Thursday, July 15, 2010

Blue Sky - No Photo - Day 5

Day 5

Wonderful day of flying on Wednesday.

The task was essentially an out and back from the Butte to Leahy and back via Withrow. Making it to Leahy was a challenge but not as hard as making it back. While the wind was light, it was out of the West/Northwest making the return trip a “slugfest” as a friend called it.

The conditions on launch were very nice, though we were capped at 5,000 until just before start.

I decided that I would take my chance with the launch line yesterday. In the past I have launched first or near the first in order to avoid waiting in line, but I figured 15 minutes on the ground wouldn’t hurt and as long as the line wasn’t huge. As it turned out that line forms real fast when it starts forming and I was lucky to be 20th or so.

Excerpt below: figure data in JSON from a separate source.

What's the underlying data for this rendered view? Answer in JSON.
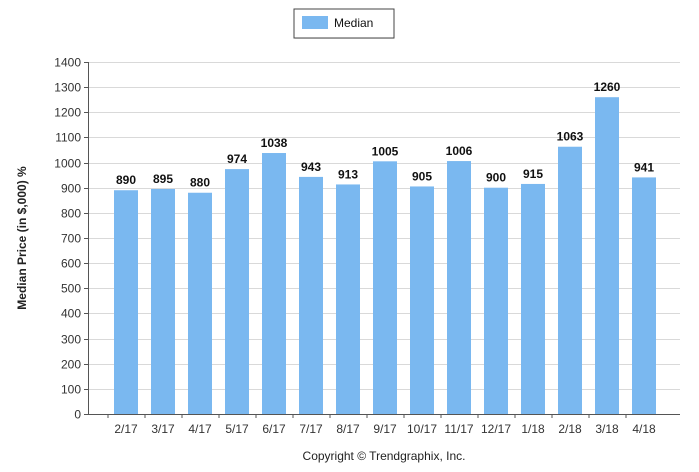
{
  "chart_data": {
    "type": "bar",
    "categories": [
      "2/17",
      "3/17",
      "4/17",
      "5/17",
      "6/17",
      "7/17",
      "8/17",
      "9/17",
      "10/17",
      "11/17",
      "12/17",
      "1/18",
      "2/18",
      "3/18",
      "4/18"
    ],
    "series": [
      {
        "name": "Median",
        "values": [
          890,
          895,
          880,
          974,
          1038,
          943,
          913,
          1005,
          905,
          1006,
          900,
          915,
          1063,
          1260,
          941
        ]
      }
    ],
    "data_labels": [
      "890",
      "895",
      "880",
      "974",
      "1038",
      "943",
      "913",
      "1005",
      "905",
      "1006",
      "900",
      "915",
      "1063",
      "1260",
      "941"
    ],
    "ylabel": "Median Price (in $,000) %",
    "xlabel": "",
    "ylim": [
      0,
      1400
    ],
    "yticks": [
      0,
      100,
      200,
      300,
      400,
      500,
      600,
      700,
      800,
      900,
      1000,
      1100,
      1200,
      1300,
      1400
    ],
    "grid": true,
    "legend_position": "top-center",
    "bar_color": "#7ab8f0",
    "copyright": "Copyright © Trendgraphix, Inc."
  }
}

The launch crew was doing a bang up job getting folk off between the rocks. They were offering Ants as an option. No one in line wanted Ants because Rocks was working so well there was no need to risk the rotor. By the time I was second up Rocks began to get light and I switched to Ants which worked great. The launch cycle was light but a strong run to the bottom of the launch hill worked fine.

I was in the air by 20 after noon and start was an hour and 10 minutes down the road. We went up and down in good thermals but didn’t get high until just before start. Often there are multiple thermal cores on the Butte and they can alternate. I happened to be further South when the main gaggle boosted up and just before start I caught the cycle to make top of the stack even though the stack was 400 meters North of me.

It is quite a site when 100 gliders all turn to start as a flotilla. I joined in a bit higher and 200 meters back. This was perfect position, giving me the ability to watch other gliders for lift lines and the rim thermal. At the rim the big gaggle North found lift quite far up Farnum and we found it in the next draw to the South.

This lift eventually took us to 7,000 feet and began the trek east. There were plenty of partners helping find lift on an all blue-sky day. On an out and back the line stays quite busy until you turn to head home. After the turn the number of gliders in your area drops off fast.

When I got to Leahy we were in light lift and I took it up to around 6,000ft. I should have milked it to 7,500 or so but with only 3k to go I figured I could tage out and back and regain my thermal without problem. BUT it was a problem. As usual two mistakes back to back usually ends a flight.

Heading to the turn point on the South ridge that defines the Leahy draw I saw an Orange wing on the North ridge and he seemed to be doing better than me in my mega sink. I headed more toward tat wing but that just pushed me further down into the valley and the sink. By the time I wised up I was very low, but just then I tagged and bugged out.

I did get back to the location of my previous lift but fairly low.

I flew through it looking for the strongest point of lift but missed it. I had a visual on the lift trigger but the thermal was leaning more when I got back so I ended up sinking on the windward side of the lift. Eventually I figured it out and returned to the bubbles but it was too little too late.

I couldn’t work the light stuff with the winds building and my flight ended right there.

The cool thing was that a retrieve crew from Colorado was following there own and waited for me. We had a great afternoon chasing Greg Kelly back to near the rim for a sweet retrieve.

Today is the last day – Should be great flying and a party to go.

Totals – Time in air 4hours, 34 XC miles and max altitude just under 9,000ft.`

Camera – I messed up my SD chip and lost two days photos.